Standalone Web Front Door a Must in EC2?

Most of you have probably heard about a recent outage at BitBucket. In a nutshell, their systems hosted at AWS came under a UDP flood DDoS attack, which led to significantly increased traffic, which led to saturation of their local network interface, which led to their being unable to connect to their data stored on EBS, which led to their application becoming unresponsive.

This outage shed more light on some internal designs of EC2 itself, as described here. It might have also showcased our over-confidence in EC2’s ability to detect and defeat certain types of network attacks. But this post is about something else.

BitBucket was running their web front door and their backend application on the same instance. Front door is a part of the system which is facing the Internet and its task is to accept connections from clients. For obvious reasons, front door is running on the service's discoverable IP address - whether they used Elastic IP or not, bitbucket.org resolved to that IP. Note that front door (usually) doesn't need EBS.

Backend, however, is what needs EBS for disk persistence. At the same time, backend does not need to be publicly discoverable - as long as front door knows where its backend worker(s) is/are running, the app should be functioning just fine.

With front door and backend running on different instances, UDP flood would have saturated only the former's network interface and would have had no impact on the backend and its EBS.

I know that AWS reportedly fixed the flood issue, but looks to me like separating front door and application backend may still be a good preventive measure - after all, it’s considered a good practice for a reason.

Please note that I am not trying to accuse BitBucket of running a bad architecture and causing their own outage. All I am doing is trying to learn a lesson.
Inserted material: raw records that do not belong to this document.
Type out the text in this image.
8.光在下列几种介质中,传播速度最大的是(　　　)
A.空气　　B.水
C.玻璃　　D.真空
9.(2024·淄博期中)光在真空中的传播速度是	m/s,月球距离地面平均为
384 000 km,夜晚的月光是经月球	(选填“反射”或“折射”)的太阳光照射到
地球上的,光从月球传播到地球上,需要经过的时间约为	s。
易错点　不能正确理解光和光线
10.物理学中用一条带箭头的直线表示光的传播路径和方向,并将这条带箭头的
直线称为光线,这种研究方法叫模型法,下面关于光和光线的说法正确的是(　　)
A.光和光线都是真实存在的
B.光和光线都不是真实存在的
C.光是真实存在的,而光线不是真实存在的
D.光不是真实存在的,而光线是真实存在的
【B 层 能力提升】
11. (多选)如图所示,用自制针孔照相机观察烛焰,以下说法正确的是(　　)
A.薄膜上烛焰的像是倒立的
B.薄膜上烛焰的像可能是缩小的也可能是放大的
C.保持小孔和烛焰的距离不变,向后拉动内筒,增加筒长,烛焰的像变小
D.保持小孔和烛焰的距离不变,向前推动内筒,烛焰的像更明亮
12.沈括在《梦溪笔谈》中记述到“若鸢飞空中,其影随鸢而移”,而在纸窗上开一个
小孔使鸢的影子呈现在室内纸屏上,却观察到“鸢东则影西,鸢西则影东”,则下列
Categories: cloud-computing |

Comments (4)

Jesper Noehr // 13 Oct 2009

Our frontend needs disk access. A more reasonable way to fix the problem is to access EBS over an internal interface, which is what we assumed Amazon was already doing. That, or QoS (which was deployed, but wasn't working, Amazon reported.)

Dmitriy // 13 Oct 2009

@Jesper

Thanks for commenting. Totally agree with you - hosting provider dropped the ball on this one. Besides, this incident changed our understanding about how EBS was implemented in the first place - I did not foresee that EBS traffic shares NIC with regular traffic, for example.

I meant "front door" in a wider sense - anything where end-users' connections are terminated. A "network front door" as opposed to "webapp front door" (which gives out static content, etc).
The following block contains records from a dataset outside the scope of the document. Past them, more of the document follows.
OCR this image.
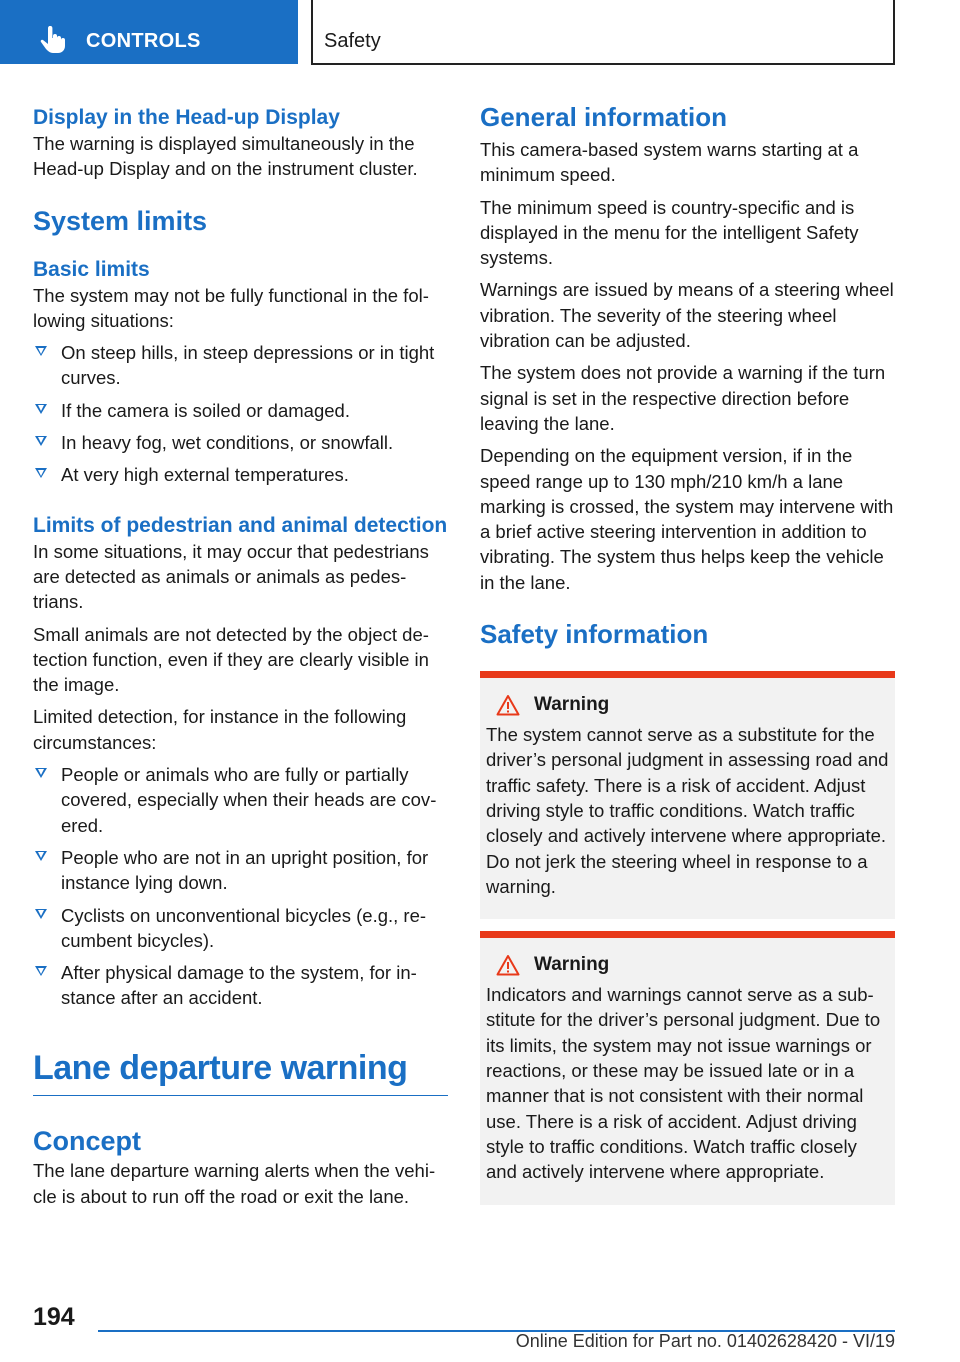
CONTROLS	Safety
Display in the Head-up Display

The warning is displayed simultaneously in the Head-up Display and on the instrument cluster.

System limits
Basic limits

The system may not be fully functional in the following situations:

On steep hills, in steep depressions or in tight curves.
If the camera is soiled or damaged.
In heavy fog, wet conditions, or snowfall.
At very high external temperatures.
Limits of pedestrian and animal detection

In some situations, it may occur that pedestrians are detected as animals or animals as pedestrians.

Small animals are not detected by the object detection function, even if they are clearly visible in the image.

Limited detection, for instance in the following circumstances:

People or animals who are fully or partially covered, especially when their heads are covered.
People who are not in an upright position, for instance lying down.
Cyclists on unconventional bicycles (e.g., recumbent bicycles).
After physical damage to the system, for instance after an accident.
Lane departure warning
Concept

The lane departure warning alerts when the vehicle is about to run off the road or exit the lane.

General information

This camera-based system warns starting at a minimum speed.

The minimum speed is country-specific and is displayed in the menu for the intelligent Safety systems.

Warnings are issued by means of a steering wheel vibration. The severity of the steering wheel vibration can be adjusted.

The system does not provide a warning if the turn signal is set in the respective direction before leaving the lane.

Depending on the equipment version, if in the speed range up to 130 mph/210 km/h a lane marking is crossed, the system may intervene with a brief active steering intervention in addition to vibrating. The system thus helps keep the vehicle in the lane.

Safety information
Warning

The system cannot serve as a substitute for the driver’s personal judgment in assessing road and traffic safety. There is a risk of accident. Adjust driving style to traffic conditions. Watch traffic closely and actively intervene where appropriate. Do not jerk the steering wheel in response to a warning.

Warning

Indicators and warnings cannot serve as a substitute for the driver’s personal judgment. Due to its limits, the system may not issue warnings or reactions, or these may be issued late or in a manner that is not consistent with their normal use. There is a risk of accident. Adjust driving style to traffic conditions. Watch traffic closely and actively intervene where appropriate.

194
Online Edition for Part no. 01402628420 - VI/19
"Network front door" can be implemented as reverse proxy for HTTP (nginx, squid, varnish) and as generic TCP forwarder for everything else (haproxy).
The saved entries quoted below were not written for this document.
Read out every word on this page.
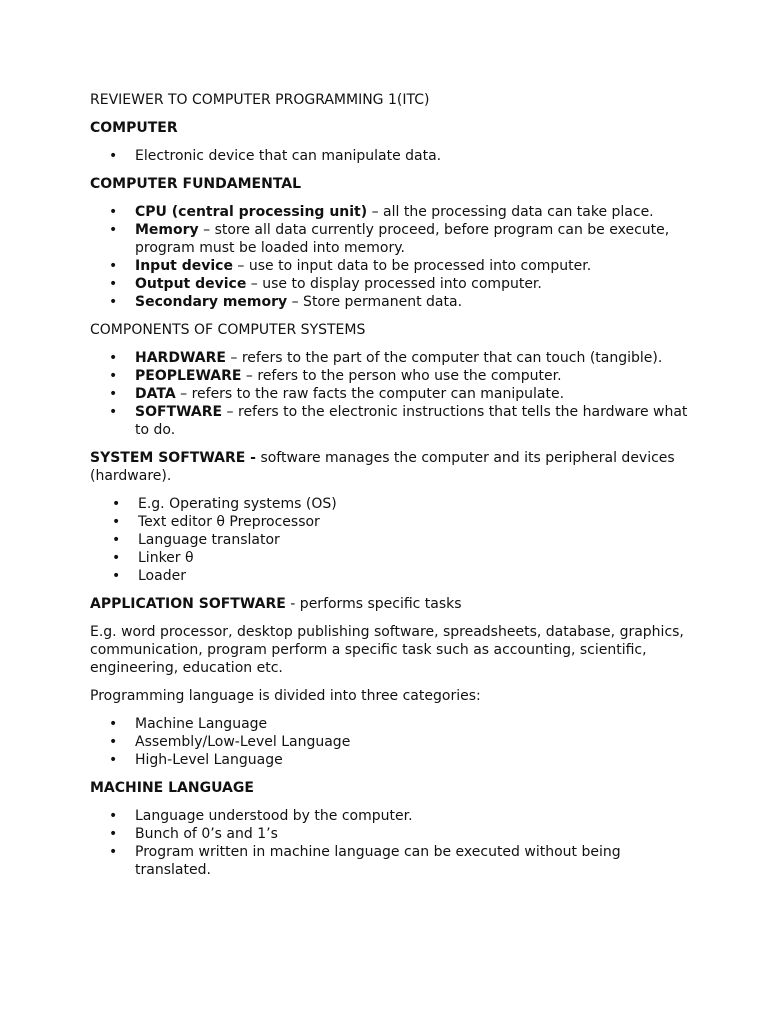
REVIEWER TO COMPUTER PROGRAMMING 1(ITC)

COMPUTER

• Electronic device that can manipulate data.

COMPUTER FUNDAMENTAL

• CPU (central processing unit) – all the processing data can take place.
• Memory – store all data currently proceed, before program can be execute, program must be loaded into memory.
• Input device – use to input data to be processed into computer.
• Output device – use to display processed into computer.
• Secondary memory – Store permanent data.

COMPONENTS OF COMPUTER SYSTEMS

• HARDWARE – refers to the part of the computer that can touch (tangible).
• PEOPLEWARE – refers to the person who use the computer.
• DATA – refers to the raw facts the computer can manipulate.
• SOFTWARE – refers to the electronic instructions that tells the hardware what to do.

SYSTEM SOFTWARE - software manages the computer and its peripheral devices (hardware).

• E.g. Operating systems (OS)
• Text editor θ Preprocessor
• Language translator
• Linker θ
• Loader

APPLICATION SOFTWARE - performs specific tasks

E.g. word processor, desktop publishing software, spreadsheets, database, graphics, communication, program perform a specific task such as accounting, scientific, engineering, education etc.

Programming language is divided into three categories:

• Machine Language
• Assembly/Low-Level Language
• High-Level Language

MACHINE LANGUAGE

• Language understood by the computer.
• Bunch of 0’s and 1’s
• Program written in machine language can be executed without being translated.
I think such "network front door" instance would not need access to your EBS disk.

Jesper Noehr // 13 Oct 2009

@Dmitryi,

I understand what you're saying, and that's part of what we're doing. nginx serves some static media, which is part of our repository, which lives on EBS.

Surely we could've prevented that from being the case, but any way you look at it, we would've been down due to the DDoS, and the site would've been down. The problem lies in not being able to tell *what* the problem was.

Dmitriy // 13 Oct 2009

@Jesper

Agreed. Detection and mitigation of DDoS attacks is usually best accomplished at hosting provider level, exactly because they have more visibility.

And I certainly agree that it took AWS slightly longer than I'd expect to diagnose the issue.